Sept. 2008

Bridgers sued by attorney general over alleged scams
The Shelbyville News
September 30, 2008
By Bettina Puckett
Staff Reporter

It took more than a year of complaining by at least 34 former customers of the Olde Geneva Dairy that they had lost deposit money through the illegal scrapbooking retreat, but it was learned on Monday that Indiana Attorney General Steve Carter’s office has finally filed suit against the owner.

One of the angry former customers, who asked that her name not be used, provided The Shelbyville News with a copy of a letter she received from Carter’s office. The letter states that the AG’s office filed suit against Anson Craig Bridgers, doing business as Olde Geneva Dairy, for numerous violations of the Indiana Deceptive Consumer Sales Act.

“Please let me know if you will be able to testify in the event our case goes to trail,” said the letter from E. Paige Boggs, a certified legal intern in the AG’s Consumer Protection Division. “Consumer testimony is vital to our case.”

Boggs said she would keep the former customer informed of important hearings and developments as the case move forward.

In August (2008), Bridgers, 44, was ordered to pay more than $9,000 in fines and fees after losing a civil case to the Shelby County Plan Commission and the Shelby County Board of Commissioners. Bridgers had represented himself in a May 15, 2008, bench trial before Shelby Superior Court II Judge Russell J. Sanders.

At the same time the three hour civil trial was being held, Bridgers was serving six months in prison on an unrelated tax evasion conviction.

In August of 2007, Shelby County officials sued Bridgers over code violations and for operating a business illegally in an agricultural district. Bridgers ran the Olde Geneva Dairy in Noble Township for at least 101 days – from April 3 to July 13, 2007 – according to court documents. The business, located at 2801 East Vandalia Road, was not a permitted use of the property.

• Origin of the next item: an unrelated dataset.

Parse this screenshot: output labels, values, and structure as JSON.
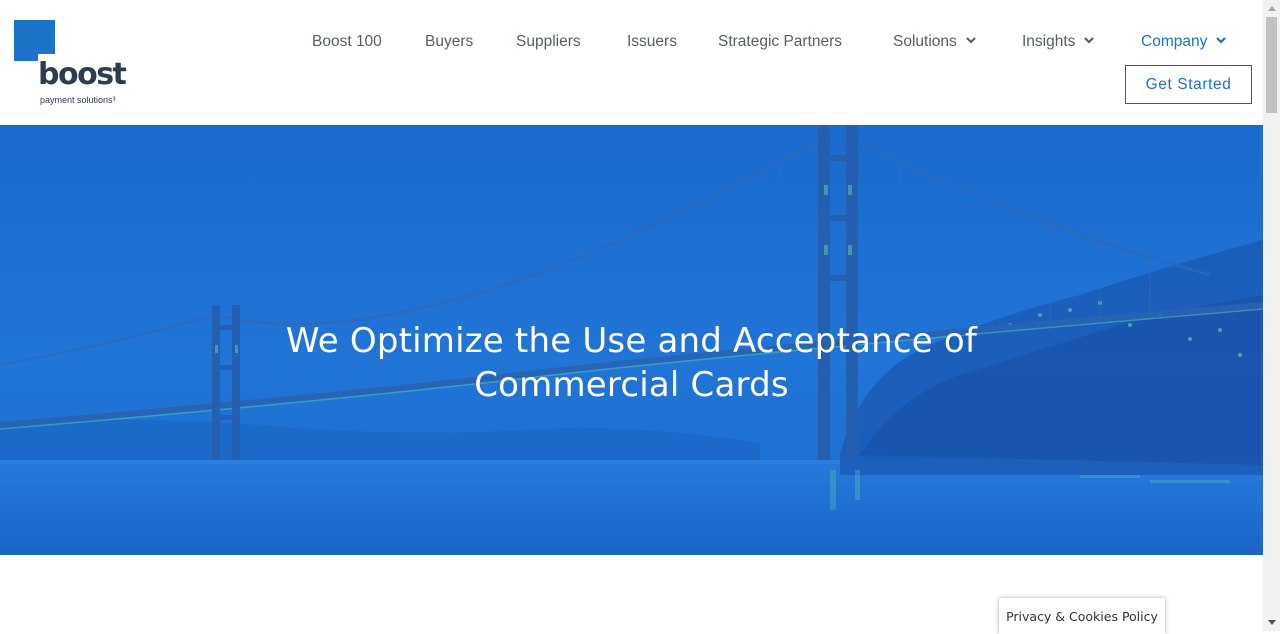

Bridgers, who was released from prison on July 15, 2008, has an unlisted telephone number and could not be reached for comment Monday night through a former email address he had used in 2007 to write to The Shelbyville News.

According to Sanders’ ruling, evidence that the Olde Geneva Dairy existed included Internet and other advertising, a sign at the location and phone complaints to the plan commission office. Anyone who violates the Shelby County Zoning Ordinance shall be subject to fines of up to $300 for each day a violation occurs, Sanders wrote.

Bridgers violated the Shelby County code by remodeling the scrapbooking retreat, which also served as his home, and installing a new bathroom, electrical facilities and plumbing – all without the appropriate permits.

Sanders ordered Bridgers to pay $900 for violating the county zoning ordinances, $1,500 for breaching the county code and $6921 for attorney’s fees.

The Shelby County Plan Commission hired Brady Rife as a special counsel in the Bridgers case. Rife is an attorney with the Shelbyville law firm, of McNeely, Stephenson, Thopy and Harrold.

In the unrelated tax evasion case, Bridgers was convicted of failing to pay $52,519 in withholding tax. He is the former owner of Bridgers Manufacturing Corporation in Shelbyville.

Before the Olde Geneva Dairy was declared an illegal business, hundreds of women – many of whom lived out of state – visited the retreat to spend the weekend with friends and enjoy their hobby of scrapbooking.

But at least 34 women filed complaints with Carter’s office and the Better Business Bureau of Central Indiana after being led to believe by Bridgers that they were going to spend the weekend at a quaint former dairy, only to be directed to a hotel when they arrived in Shelby County. One woman called Bridgers tactics a “bait and switch”.

Dozens of Bridgers’ former customers are hopeful the suit filed by Carter’s office will result in a refund of the $75 deposits they lost after they learned about the code violations involving the retreat and canceled their reservations for the retreat.

The women have an extensive email network and have created several website on the Internet to warn any potential customers about Bridgers‘ practices.